In the decision of Auimatagi v Australian Building and Construction Commissioner  a Full Court of the Federal Court has clarified that "industrial action" as defined in s 19(1) of the Fair Work Act (FW Act) must be taken "by an employee", and not by employees of subcontractors.
The conduct in dispute arose on a building site at Callaghan Newcastle, a site controlled by John Holland Pty Ltd (John Holland) and concerned the company's "Two Longs Safety Policy" (the Policy). As head contractor, John Holland sought to enforce the Policy with respect to all workers who were on the site (even though they were not necessarily John Holland employees).
The Policy required all workers to wear long pants and long shorts (hence the "two longs") for the purpose of being protected from "cuts, abrasion and any unprotected exposure from the sun". Everyone on site was required to follow the Policy, however, there was unrest amongst the workers as they were being required to comply with the Policy despite having not been afforded an opportunity to negotiate the terms with John Holland.
Mr Auimatagi was an organiser from the Construction, Forestry, Maritime, Mining and Energy Union (CFMMEU). He entered the site for the purposes of managing heat stress policies in the workplace. His interaction with the workers uncovered their frustrations towards their lack of consultation with John Holland in relation to the Policy. Mr Auimatagi engaged in discussions with both John Holland representatives and workers on site to discuss possible amendments to the Policy. Based on a discussion and a vote with the workers, Mr Auimatagi discovered that 81 out of 82 workers sought to change the Policy and endorsed the idea of wearing short pants and shirts, and took this as a sign of their desire for change to the Policy.
This ultimately led to workers breaching the Policy and being refused entry to the site.
In the initial decision, the primary judge found that Mr Auimatagi had contravened section 340 of the FW Act by encouraging and coordinating adverse action (in the form of industrial action) against John Holland. The adverse action was alleged to have been taken for the unlawful reason that John Holland had exercised its workplace right under the Work Health and Safety Act 2011 (Cth) to enforce the Policy.
The Court also found that the action was taken with the intention of coercing John Holland to change the Policy, in breach of section 343 of the FW Act. To "coerce" in this sense is to initiate action for an "unlawful, illegitimate or unconscionable" intent.
Subsequently, Mr Auimatagi and the CFMMEU were ordered to pay penalties of $7,500 and $51,000 respectively for encouraging industrial action with an intent to coerce John Holland's operations.
The CFMMEU successfully overturned the original decision on appeal to a Full Court of the Federal Court.

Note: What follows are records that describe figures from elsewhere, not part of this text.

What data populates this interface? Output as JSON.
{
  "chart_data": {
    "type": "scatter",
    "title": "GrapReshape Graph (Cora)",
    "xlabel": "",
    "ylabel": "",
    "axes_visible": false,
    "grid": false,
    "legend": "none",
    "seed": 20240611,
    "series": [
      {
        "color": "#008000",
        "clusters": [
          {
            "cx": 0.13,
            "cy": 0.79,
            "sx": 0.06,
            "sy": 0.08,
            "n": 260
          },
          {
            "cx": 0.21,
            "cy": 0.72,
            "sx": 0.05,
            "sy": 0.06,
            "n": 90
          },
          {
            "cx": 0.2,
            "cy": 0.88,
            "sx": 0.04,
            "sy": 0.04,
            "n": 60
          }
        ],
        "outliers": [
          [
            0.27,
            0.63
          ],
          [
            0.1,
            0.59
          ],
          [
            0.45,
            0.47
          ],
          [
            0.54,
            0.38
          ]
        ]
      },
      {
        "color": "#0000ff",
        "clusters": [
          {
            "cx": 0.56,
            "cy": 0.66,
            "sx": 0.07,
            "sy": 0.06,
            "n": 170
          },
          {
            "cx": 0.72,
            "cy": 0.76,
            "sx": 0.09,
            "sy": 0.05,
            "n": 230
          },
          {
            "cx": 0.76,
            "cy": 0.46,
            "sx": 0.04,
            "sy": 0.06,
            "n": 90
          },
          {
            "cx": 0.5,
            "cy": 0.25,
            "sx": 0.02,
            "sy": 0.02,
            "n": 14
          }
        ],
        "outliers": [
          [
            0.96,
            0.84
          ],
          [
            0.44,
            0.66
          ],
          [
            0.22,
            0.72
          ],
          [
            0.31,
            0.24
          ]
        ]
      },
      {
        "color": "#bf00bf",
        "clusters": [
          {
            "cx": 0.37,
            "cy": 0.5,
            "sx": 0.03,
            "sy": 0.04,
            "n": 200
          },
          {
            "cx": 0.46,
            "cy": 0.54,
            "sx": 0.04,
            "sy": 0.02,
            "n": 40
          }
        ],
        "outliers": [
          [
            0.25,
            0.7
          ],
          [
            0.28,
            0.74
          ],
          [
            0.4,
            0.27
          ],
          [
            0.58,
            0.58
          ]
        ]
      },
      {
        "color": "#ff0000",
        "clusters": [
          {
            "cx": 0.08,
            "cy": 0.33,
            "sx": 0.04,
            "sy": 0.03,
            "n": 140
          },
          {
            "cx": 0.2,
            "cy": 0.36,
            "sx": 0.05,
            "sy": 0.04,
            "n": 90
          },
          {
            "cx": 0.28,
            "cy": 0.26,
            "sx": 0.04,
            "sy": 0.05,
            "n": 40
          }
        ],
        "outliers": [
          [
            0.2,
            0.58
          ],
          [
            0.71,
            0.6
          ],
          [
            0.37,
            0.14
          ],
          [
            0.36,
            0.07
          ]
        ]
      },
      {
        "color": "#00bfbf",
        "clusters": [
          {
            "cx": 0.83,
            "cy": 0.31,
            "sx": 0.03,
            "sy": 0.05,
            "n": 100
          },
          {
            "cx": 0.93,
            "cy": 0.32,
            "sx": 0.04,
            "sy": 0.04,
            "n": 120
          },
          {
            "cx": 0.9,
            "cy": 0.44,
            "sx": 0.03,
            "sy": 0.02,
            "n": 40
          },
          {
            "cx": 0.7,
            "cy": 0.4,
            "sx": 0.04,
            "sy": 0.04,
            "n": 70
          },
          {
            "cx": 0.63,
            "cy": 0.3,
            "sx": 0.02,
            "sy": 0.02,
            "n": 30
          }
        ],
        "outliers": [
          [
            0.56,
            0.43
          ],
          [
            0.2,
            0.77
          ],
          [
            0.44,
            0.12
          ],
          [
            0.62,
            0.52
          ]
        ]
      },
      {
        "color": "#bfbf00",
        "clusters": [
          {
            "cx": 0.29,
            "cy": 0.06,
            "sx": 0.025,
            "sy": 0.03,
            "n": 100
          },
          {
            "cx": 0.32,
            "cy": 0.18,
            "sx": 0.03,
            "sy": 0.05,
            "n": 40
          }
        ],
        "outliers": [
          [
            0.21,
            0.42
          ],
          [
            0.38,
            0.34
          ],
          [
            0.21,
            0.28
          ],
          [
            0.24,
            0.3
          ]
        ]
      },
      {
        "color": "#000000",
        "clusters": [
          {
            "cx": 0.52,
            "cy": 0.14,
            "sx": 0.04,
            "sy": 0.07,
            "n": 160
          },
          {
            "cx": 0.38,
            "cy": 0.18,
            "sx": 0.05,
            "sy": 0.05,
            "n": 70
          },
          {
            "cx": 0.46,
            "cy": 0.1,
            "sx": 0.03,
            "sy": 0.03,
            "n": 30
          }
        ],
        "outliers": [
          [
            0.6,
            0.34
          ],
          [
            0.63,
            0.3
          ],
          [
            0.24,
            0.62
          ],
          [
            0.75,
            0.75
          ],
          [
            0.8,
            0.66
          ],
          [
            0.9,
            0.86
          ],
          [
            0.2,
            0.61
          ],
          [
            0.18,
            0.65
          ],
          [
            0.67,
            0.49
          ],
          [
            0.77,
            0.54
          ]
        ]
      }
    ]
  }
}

The Full Court found that the action of the workers was not "industrial action", as that term is defined by section 19 of the FW Act as only occurring if there is some form of action from an employee with respect to an employer. The only qualification to this is where an employer imposes a lockout of its employees.
In the case of John Holland, the majority of the workers on the site were employees of subcontractors, and it was not alleged that any employees of John Holland had refused to obey the Policy.
Furthermore, the subcontractors' employers had authorised or agreed to the workers taking the action, and supported their employees in wearing short sleeves.
For this reason, there was no contravention of section 340 of the FW Act as:
- there was no unlawful adverse action by taking industrial action for a prohibited reason; and
- Mr Auimatagi could not have coordinated workers taking industrial action against John Holland with the intention of coercing John Holland.
As a result, the Full Court also found that Mr Auimatagi did not engage in conduct that displayed an "intent to coerce" under section 343 of the FW Act.
The Full Court highlighted instances where conduct would contravene section 343 of the FW Act, including:
- organising workers to seek off-site relocation;
- making threats to put a company out of business;
- obstructing access to a worksite to prevent work; and
- locking out personnel from that site.
Here it was found that Mr Auimatagi was not trying to engage in unconscionable conduct with an intent to coerce John Holland. Rather he was playing his role in advocating for the views and wishes of the workers on the site, which was part of his job as a Union representative.
High Court - special leave refused
The Australian Building and Construction Commissioner (ABCC) applied for special leave to appeal the decision to the High Court.
This application, which was heard on 12 April 2019, was dismissed. The High Court refused to grant special leave as it was not persuaded that the ABCC's argument had sufficient prospects of success.
What does this mean for employers?
- The Full Federal Court's decision is significant in shedding light on what constitutes "industrial action" as defined in s 19(1) of the FW Act.
- The decision establishes that industrial action can only be taken by the parties to the employment relationship. That is, an employee can only take industrial action against his or her direct employer.
- It highlights that under the FW Act, "industrial action" does not capture instances where a subcontractor's employees down tools on site with the support of their direct employer.